08 fevereiro 2008

Situação geral

Os campeonatos estaduais mostram o baixo nível do futebol atual. É o que diz a mídia em geral, é o que dizem as rodas de discussão, é o que se comenta nos botecos. Logo, alguma verdade deve haver nisso... No paranaense, o Trétis está à beira de igualar o recorde de vitórias do time de 49, que emplacou o apelido de "Furacão". Mas os jogadores daquela época foram categóricos: o time atual não chega aos pés daquele, que marcou 49 gols em 11 jogos e enfrentou de igual para igual o Botafogo base da Seleção! Diferentemente do Caron, eu não estava lá para ver o Furacão original, mas todo mundo que viu o atual há de concordar que o time é repleto de deficiências graves. Tirando o Ferreira, não há atleta nem próximo do conceito de 'bom'. O Claiton, quando muito, entra no rol dos 'esforçados', mas pára por aí. O resto, desculpem-me os atleticanos, é fraco. E esse cenário não é privilégio do time da Baixada. O Paranito, por exemplo, depois que perdeu Josiel, que era razoável, ficou sem ninguém. Nem técnico! O Coxa, que foi derrotado nos dois clássicos, tem uma safra de guris que até prometem alguma coisa, mas ainda não amadureceram e estão com certa dificuldade de evoluir. Ken ainda não sabe quem é; Keirrison oscila entre boas e más atuações. O tal do Renatinho é arisco, mas já mostrou que é mascarado.
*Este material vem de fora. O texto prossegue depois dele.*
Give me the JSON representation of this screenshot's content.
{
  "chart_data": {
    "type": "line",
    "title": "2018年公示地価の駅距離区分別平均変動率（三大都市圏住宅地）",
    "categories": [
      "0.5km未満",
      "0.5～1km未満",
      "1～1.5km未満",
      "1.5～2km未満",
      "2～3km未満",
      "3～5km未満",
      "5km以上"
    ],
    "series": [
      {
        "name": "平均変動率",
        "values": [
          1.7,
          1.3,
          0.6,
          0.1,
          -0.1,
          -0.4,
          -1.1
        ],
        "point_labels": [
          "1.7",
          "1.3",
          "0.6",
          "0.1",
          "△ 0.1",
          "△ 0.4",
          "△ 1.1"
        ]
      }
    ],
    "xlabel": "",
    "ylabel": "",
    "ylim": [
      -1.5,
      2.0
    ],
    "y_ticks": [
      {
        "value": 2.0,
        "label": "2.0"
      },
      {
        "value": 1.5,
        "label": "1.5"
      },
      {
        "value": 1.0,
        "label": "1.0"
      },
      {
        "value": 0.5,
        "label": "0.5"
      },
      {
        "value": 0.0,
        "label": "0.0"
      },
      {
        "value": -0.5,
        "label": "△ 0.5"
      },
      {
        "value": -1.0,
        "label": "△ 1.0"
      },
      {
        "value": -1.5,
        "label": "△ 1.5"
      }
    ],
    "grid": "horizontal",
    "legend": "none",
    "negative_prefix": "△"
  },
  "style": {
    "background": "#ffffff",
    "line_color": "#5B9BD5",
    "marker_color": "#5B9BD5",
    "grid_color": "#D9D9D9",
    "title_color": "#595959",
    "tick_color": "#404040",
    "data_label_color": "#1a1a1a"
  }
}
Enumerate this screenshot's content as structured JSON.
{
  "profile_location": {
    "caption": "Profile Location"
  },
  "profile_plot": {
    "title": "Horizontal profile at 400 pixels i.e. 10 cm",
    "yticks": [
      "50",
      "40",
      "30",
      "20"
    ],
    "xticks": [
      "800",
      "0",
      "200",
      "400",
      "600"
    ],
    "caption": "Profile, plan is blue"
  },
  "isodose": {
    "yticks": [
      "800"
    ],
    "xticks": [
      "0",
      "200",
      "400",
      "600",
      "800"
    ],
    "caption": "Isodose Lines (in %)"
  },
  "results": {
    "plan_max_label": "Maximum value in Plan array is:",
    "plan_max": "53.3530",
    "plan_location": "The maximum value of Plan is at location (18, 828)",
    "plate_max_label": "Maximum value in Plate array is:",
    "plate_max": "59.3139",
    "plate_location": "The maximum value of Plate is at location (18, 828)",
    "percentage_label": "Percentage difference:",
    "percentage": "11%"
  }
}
No paulista, vemos o Peixe se arrastar atrás dos desvarios de Leão. O time carece de valores e tenta buscar até no exterior. Delcyr Sondas, empresário de futebol e do ramo de supermercados, colocou na Vila Michael Jackson Quiñonez (equatoriano), Maurício Molina (colombiano) e Sebastian “Mea Culpa” Pinto (chileno). As parcas vitórias parecem ter dado fôlego ao reticente treinador - o que pode não ser bom para o Santos.
O São Paulo, exemplo de administração no Brasil, pena para montar um time. Contratações e técnico seguro no cargo não faltam. Já os resultados... O time é o que mais empata no certame e fica lá na zona cinzenta. O destaque segue sendo o veterano Rogério Ceni. Mas, na linha que é bom, a aposta tem se mostrado duvidosa. Adriano não embala - o que, cá entre nós, é até compreensível, pois, fora grandes picos de brilho por oportunismo, o brucutu nunca mostrou grandes intimidades com o melão. Outro que segue a mesma trilha é Aloísio, também no estilo grandalhão na área. Pode até ter a função de pivô e isso ser considerado 'estratégico', mas é pouco.
O Parmêra investiu no comando, trazendo o comedor de manicure e toda a sua capacidade de 'manager'. É um custo alto, pois a ambição de Luxa o faz confundir interesses comerciais com os interesses de técnico do clube. Acho que ele já foi o melhor do Brasil, mas hoje ele tem um perfil de estrela parecido com o de Leão, tornando-o pernicioso ao ambiente.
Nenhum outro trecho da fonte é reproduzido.